Auswahl aus den Veröffentlichungen

Außer den von der DDB (s.u.) angezeigten Werken ist erwähnenswert:

  • 1912 Die Ursachen der jugendlichen Verwahrlosung und Kriminalität. Studien zur Frage: Milieu oder Anlage. Springer, Berlin (Abhandlungen aus dem Gesamtgebiet der Kriminalpsychologie. Band 1)
  • 1913 Die Bedeutung des Symptoms in der Psychiatrie In: Zeitschr. ges. Neurol. Psychiat. Band 16, S. 465–486 (Ausarbeitung der Antritts- bzw. Probevorlesung vom 3. März 1913). erneut in *1953 S. 150–170 bis auf einige der Diskussion der Psychoanalyse gewidmete Teile, die vom Wiederabdruck ausgenommen wurden, darunter vor allem Gruhles Verteidigung der Psychoanalysekrititik seines damaligen Kollegen Arthur Kronfeld, zu der er selbst beigetragen hatte, gegenüber Eugen Bleuler auf S. 480 der Originalpunlikation.
  • 1915 Selbstschilderung und Einfühlung. In: Zeitschr. ges. Neurol. Psychiat. Band 28, S. 148–231; erneut in: *1953, S. 110–130
  • 1922a Die Psychologie des Abnormen. In: Gustav Kafka (Hrsg.): Handbuch der Vergleichenden Psychologie.

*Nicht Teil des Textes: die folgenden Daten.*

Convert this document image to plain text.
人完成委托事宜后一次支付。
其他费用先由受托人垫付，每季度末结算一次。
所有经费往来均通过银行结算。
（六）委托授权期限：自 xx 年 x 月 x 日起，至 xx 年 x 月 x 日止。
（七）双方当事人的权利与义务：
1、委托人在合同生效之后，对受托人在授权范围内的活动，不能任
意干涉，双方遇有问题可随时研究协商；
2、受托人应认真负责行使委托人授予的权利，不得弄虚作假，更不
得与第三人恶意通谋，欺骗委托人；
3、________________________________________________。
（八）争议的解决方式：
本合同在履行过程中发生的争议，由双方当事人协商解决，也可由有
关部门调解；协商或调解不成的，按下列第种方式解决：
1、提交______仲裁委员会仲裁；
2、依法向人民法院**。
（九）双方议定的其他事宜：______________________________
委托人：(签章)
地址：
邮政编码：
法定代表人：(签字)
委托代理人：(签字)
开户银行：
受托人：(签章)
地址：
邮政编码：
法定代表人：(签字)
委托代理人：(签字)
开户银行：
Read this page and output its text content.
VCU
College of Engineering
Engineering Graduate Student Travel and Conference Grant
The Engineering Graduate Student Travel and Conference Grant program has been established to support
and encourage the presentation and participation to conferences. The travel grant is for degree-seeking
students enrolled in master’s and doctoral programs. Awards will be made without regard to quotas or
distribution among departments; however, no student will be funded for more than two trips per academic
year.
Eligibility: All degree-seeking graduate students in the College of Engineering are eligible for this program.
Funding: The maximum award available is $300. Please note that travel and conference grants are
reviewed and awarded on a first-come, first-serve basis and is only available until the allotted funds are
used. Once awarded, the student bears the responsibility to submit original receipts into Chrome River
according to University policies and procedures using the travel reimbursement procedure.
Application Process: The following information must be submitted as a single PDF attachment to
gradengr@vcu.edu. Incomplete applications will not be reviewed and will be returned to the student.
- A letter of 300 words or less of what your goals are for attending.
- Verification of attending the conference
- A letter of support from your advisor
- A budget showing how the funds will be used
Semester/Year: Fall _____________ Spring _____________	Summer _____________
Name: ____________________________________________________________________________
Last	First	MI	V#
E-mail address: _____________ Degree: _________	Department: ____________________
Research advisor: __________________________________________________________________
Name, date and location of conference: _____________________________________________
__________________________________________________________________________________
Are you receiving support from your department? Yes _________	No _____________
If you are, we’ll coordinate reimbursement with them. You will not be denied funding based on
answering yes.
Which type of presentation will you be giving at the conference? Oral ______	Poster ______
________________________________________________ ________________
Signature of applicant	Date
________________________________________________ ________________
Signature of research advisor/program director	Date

Band III/Abteilung 1. Ernst Reinhardt, München
  • 1922b Die Psychologie der Schizophrenie. In: Zeitschr. ges. Neurol. Psychiat. Band 78, S. 454–471
  • 1929 Kraepelins Bedeutung für die Psychologie. In: Arch. Psych. Nervenheilk. Band 87, S. 43–49
  • 1930 Die psychologische Analyse eines Kranheitsbildes (Schizophrenie). In: Zeitschr. ges. Neurol. Psychiat. Band 123, S. 479–484
  • 1948 Verstehende Psychologie (Elebnislehre). Ein Lehrbuch. 2. Auflage 1956, Georg Thieme, Stuttgart
  • 1953 Geschichtsschreibung und Psychologie. Bouvier, Bonn
  • 1955 Gutachtentechnik. Springer, Heidelberg

Literatur

  • Claudia Böhnke: Hans W. Gruhle, Leben und Werk. Bonn, Rheinische Friedrich Wilhelm Universität, Med. Fak., Diss. 2008
  • Kurt Kolle: Hans W. Gruhle (1880–1958). In: Kurt Kolle (Hg.): Große Nervenärzte. Band 3, Thieme, Stuttgart 1963, S. 69–76.